El concejal Diego García impulsó la incorporación de controles de drogas en conductores en General Pueyrredón. Advirtió sobre el crecimiento de la siniestralidad, la falta de estadísticas oficiales y reclamó mayor prevención y sanción durante todo el día.

El concejal de General Pueyrredón, Diego García, volvió a poner en agenda la necesidad de implementar narcotest en controles de tránsito, una iniciativa que, según explicó, surgió tras detectar múltiples siniestros viales donde los conductores no presentaban alcohol en sangre pero sí evidenciaban alteraciones compatibles con consumo de drogas.
“Fue una idea que surgió el año pasado a partir de haber tenido un verano con personas que circulaban en automóviles, que tuvieron siniestros viales, que se les hacía el control de alcoholemia, daba cero y lamentablemente esas personas estaban alteradas en su conducta”, explicó en la 99.9. En ese contexto, remarcó que el municipio “no está preparado para hacerle los famosos narcotest”, a pesar de que “ya se vienen implementando en varias provincias y ciudades de la provincia de Buenos Aires”.
García indicó que el proyecto fue presentado en el Concejo Deliberante, pero encontró resistencia en el oficialismo por una cuestión presupuestaria: “No la acompañaron porque planteaban que no estaban dadas las condiciones para la compra de los dispositivos”. Sin embargo, destacó que “se logró igual con otros bloques que se pudiera aprobar” la iniciativa para avanzar en su implementación. En ese sentido, subrayó que se trata de “análisis bastante simples, de bajo costo” y que deberían incorporarse del mismo modo que los controles de alcoholemia.

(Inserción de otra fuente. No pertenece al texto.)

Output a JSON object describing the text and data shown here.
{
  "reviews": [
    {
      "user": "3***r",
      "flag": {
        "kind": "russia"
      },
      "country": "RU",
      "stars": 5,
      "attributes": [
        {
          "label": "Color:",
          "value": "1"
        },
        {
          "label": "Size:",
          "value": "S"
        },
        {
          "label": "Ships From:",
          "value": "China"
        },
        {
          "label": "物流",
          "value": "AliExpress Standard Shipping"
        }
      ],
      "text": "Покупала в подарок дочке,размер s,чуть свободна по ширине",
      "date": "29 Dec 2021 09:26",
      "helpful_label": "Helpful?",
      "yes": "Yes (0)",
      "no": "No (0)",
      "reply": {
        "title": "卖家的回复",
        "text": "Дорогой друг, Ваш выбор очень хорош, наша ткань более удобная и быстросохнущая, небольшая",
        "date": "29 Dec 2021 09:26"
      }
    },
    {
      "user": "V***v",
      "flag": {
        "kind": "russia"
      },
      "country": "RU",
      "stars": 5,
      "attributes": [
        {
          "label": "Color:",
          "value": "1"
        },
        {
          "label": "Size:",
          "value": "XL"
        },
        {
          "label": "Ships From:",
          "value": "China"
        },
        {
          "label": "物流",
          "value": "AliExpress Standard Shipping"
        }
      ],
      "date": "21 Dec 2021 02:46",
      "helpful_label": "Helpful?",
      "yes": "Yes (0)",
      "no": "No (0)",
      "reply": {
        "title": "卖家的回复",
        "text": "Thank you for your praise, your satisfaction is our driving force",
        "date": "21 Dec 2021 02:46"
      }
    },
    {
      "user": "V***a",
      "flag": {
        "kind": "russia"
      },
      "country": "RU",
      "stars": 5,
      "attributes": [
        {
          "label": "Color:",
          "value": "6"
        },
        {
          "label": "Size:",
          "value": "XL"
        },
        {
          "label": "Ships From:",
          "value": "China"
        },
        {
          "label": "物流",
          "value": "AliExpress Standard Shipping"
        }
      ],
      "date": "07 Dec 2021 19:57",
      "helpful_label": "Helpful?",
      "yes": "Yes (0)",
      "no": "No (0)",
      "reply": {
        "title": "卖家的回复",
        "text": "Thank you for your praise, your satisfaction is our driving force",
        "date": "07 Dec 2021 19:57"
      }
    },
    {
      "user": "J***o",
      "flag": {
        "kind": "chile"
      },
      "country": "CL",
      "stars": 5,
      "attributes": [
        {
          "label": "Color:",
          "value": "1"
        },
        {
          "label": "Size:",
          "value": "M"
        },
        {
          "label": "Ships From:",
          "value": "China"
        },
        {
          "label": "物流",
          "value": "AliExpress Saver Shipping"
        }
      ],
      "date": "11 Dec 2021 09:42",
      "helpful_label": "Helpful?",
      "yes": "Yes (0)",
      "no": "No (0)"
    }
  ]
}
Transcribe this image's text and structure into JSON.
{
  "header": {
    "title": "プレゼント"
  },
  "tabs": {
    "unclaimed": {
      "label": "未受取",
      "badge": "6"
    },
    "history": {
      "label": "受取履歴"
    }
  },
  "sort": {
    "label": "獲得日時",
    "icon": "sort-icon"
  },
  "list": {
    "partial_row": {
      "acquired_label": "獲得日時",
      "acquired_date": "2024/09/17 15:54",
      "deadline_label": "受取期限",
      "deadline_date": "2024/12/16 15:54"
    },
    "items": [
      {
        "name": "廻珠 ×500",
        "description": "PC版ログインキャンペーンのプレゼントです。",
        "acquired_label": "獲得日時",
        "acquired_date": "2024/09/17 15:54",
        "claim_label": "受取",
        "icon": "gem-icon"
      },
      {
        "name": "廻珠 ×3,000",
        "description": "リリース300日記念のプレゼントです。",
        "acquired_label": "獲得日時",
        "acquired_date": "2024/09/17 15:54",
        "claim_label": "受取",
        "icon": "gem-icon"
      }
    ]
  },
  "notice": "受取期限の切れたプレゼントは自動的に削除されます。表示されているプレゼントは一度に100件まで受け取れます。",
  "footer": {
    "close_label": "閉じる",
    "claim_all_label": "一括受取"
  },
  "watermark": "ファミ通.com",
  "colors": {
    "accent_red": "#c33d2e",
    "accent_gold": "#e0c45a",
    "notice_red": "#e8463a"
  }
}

El concejal insistió en que la prevención no debe limitarse a horarios nocturnos: “No queremos que se haga solamente a la salida de los boliches. Hemos visto accidentes muy graves al mediodía o durante la tarde. La prevención se tiene que dar en cualquier momento del día”.
En su diagnóstico, la situación vial en Mar del Plata es alarmante. “Los índices de siniestralidad no pararon de crecer”, aseguró, y advirtió que el municipio “no publica datos desde hace dos años”, lo que obliga a recurrir a fuentes alternativas. “La guardia atendió el mes pasado a más de 2.000 personas por accidentes de tránsito y el año pasado murieron 71 personas”, detalló, calificando estas cifras como “escalofriantes”.
Para García, el problema debe abordarse de manera integral, entendiendo que la seguridad vial también forma parte de la seguridad pública: “Hoy es tan peligroso que te agarre un delincuente como cruzar una calle y que te atropelle un auto”. En ese marco, identificó tres factores centrales en los siniestros: “La velocidad, las distracciones —como el uso del celular— y el consumo de alcohol o drogas”.
Además, consideró clave avanzar en una mayor articulación con el sector privado: “Sería importante sumar a las compañías de seguros. No creo que a las aseguradoras les guste este nivel de siniestralidad”.
Consultado sobre el consumo de medicación recetada, señaló que la legislación ya contempla estas situaciones: “Si una persona está tomando una medicación que afecta su capacidad de reacción, tiene que tomar conciencia de que no debe manejar”. Y agregó: “Parece lógico, pero sucede. Si no, no tendríamos la cantidad de accidentes que tenemos”.
El edil también cuestionó la falta de controles durante la temporada de verano: “No hubo controles de alcoholemia en la ciudad. Sí hubo en rutas, pero no dentro de Mar del Plata. No queremos que la ciudad se transforme en un lugar donde todo está permitido”.
Finalmente, García planteó que el rol del Estado debe combinar concientización y sanción: “Las campañas sirven, pero el Estado también tiene el poder de policía. Hay que controlar a toda hora y sancionar a quien pone en peligro a los demás. No podemos permitir que alguien consuma drogas o alcohol y se siente arriba de un auto, porque eso es un arma”.